Have you ever wondered what your church should be doing, and why you should be doing it? In his latest book, Center Church, Timothy Keller answers those questions. In Keller fashion, his answer stems from an understanding of the gospel. Before we get to what our churches should be doing, let’s start with an outline of the gospel.

The Gospel Outline

  1. The Son of God emptied himself and came into the world in Jesus Christ, becoming a servant.
  2. He died on the cross as a substitutionary sacrifice.
  3. He rose from the grave as the first-fruits of a whole renewed world[1].

From this outline Keller develops the following categories, which coincide with the outline above and provide us with the answer to our questions: What should our churches be doing? And why should they be doing it?

Gospel Categories and Church Ministries

The Incarnation and the Upside-Down Aspect of the Gospel

Jesus gave up all to serve all. His humble and servant actions serve to turn the world’s idea of life on it’s head.
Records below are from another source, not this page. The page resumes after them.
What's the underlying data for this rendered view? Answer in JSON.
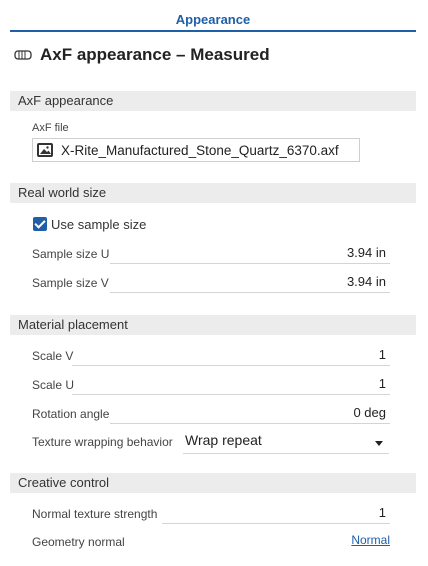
{
  "tab": {
    "label": "Appearance"
  },
  "header": {
    "title": "AxF appearance – Measured",
    "icon": "material-icon"
  },
  "sections": {
    "axf": {
      "title": "AxF appearance",
      "file_label": "AxF file",
      "file_name": "X-Rite_Manufactured_Stone_Quartz_6370.axf",
      "file_icon": "image-icon"
    },
    "real_world": {
      "title": "Real world size",
      "use_sample_label": "Use sample size",
      "use_sample_checked": true,
      "sample_u_label": "Sample size U",
      "sample_u_value": "3.94 in",
      "sample_v_label": "Sample size V",
      "sample_v_value": "3.94 in"
    },
    "placement": {
      "title": "Material placement",
      "scale_v_label": "Scale V",
      "scale_v_value": "1",
      "scale_u_label": "Scale U",
      "scale_u_value": "1",
      "rotation_label": "Rotation angle",
      "rotation_value": "0 deg",
      "wrapping_label": "Texture wrapping behavior",
      "wrapping_value": "Wrap repeat"
    },
    "creative": {
      "title": "Creative control",
      "normal_strength_label": "Normal texture strength",
      "normal_strength_value": "1",
      "geometry_normal_label": "Geometry normal",
      "geometry_normal_value": "Normal"
    }
  },
  "colors": {
    "accent": "#1f5fa8",
    "section_bg": "#ececec"
  }
}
In doing so, “He creates a new kind of servant community, with people who live out an entirely alternate way of being human. Racial and class superiority, accrual of money and power at the expense of others, yearning for popularity and recognition – all are marks of living in the world. They represent the opposite of the gospel mind-set”[2]
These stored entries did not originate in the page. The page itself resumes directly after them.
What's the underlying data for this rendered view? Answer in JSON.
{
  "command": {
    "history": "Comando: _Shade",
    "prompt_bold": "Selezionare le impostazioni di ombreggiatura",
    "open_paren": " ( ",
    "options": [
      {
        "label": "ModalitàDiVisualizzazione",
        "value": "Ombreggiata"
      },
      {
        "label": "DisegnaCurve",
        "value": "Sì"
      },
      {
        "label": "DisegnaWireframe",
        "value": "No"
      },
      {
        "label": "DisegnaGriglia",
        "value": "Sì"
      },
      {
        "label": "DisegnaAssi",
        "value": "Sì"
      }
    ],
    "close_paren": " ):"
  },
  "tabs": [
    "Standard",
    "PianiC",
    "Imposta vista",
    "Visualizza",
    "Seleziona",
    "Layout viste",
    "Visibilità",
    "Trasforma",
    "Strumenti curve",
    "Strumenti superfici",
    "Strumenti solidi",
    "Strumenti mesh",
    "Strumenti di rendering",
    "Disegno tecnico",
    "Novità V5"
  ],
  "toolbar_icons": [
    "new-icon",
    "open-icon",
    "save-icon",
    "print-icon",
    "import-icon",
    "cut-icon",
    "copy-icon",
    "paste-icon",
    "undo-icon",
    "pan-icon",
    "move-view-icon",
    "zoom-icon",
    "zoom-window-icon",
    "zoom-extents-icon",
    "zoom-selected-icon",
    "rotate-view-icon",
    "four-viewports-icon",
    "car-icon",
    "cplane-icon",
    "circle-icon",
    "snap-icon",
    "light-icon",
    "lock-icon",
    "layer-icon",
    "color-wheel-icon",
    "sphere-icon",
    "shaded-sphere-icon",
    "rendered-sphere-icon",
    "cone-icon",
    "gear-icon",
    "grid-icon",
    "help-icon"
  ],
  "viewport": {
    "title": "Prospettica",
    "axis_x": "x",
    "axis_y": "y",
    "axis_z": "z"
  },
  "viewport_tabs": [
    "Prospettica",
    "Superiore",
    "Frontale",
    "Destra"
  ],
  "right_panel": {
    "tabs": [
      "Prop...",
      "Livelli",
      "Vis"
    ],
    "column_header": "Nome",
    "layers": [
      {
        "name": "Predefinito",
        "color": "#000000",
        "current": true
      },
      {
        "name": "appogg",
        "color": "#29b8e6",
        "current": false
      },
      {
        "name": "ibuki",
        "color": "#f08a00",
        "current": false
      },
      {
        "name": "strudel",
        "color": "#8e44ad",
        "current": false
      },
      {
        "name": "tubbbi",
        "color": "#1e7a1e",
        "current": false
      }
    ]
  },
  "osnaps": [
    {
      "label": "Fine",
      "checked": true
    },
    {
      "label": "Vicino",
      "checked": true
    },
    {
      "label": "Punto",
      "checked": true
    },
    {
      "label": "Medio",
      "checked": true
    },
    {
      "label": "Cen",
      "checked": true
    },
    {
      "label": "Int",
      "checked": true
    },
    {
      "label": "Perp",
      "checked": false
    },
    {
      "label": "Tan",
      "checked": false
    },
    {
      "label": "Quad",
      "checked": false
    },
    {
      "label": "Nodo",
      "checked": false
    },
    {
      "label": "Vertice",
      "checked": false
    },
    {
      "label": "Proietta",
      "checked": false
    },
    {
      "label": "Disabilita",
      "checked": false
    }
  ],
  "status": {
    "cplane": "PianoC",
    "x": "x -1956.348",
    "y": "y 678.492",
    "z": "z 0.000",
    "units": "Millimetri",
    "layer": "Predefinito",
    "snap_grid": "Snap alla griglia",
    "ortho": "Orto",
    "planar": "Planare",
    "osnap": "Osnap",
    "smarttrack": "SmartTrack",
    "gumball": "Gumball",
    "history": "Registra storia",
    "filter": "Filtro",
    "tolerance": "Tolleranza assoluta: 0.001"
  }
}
The Upside-Down aspect of the gospel teaches us that our church should have or be doing the following:

  • Deep Community
  • Cell Groups or House Churches
  • Radical Giving and Sharing of Resources
  • Spiritual Disciplines
  • Racial Reconciliation
  • Living with the Poor[3]

The Atonement and the Inside-Out Aspect of the Gospel

“Jesus took our place on the cross and accomplished salvation for all, which we freely receive as a gift”[2]. This is the opposite of Traditional religion, which teaches that “if we do good deeds and follow the moral rules in our external behavior, God will come into our hearts, bless us, and give us salvation”[4]. The gospel is the opposite. Instead of obeying to get God, the gospel tells us that we obey because we have God.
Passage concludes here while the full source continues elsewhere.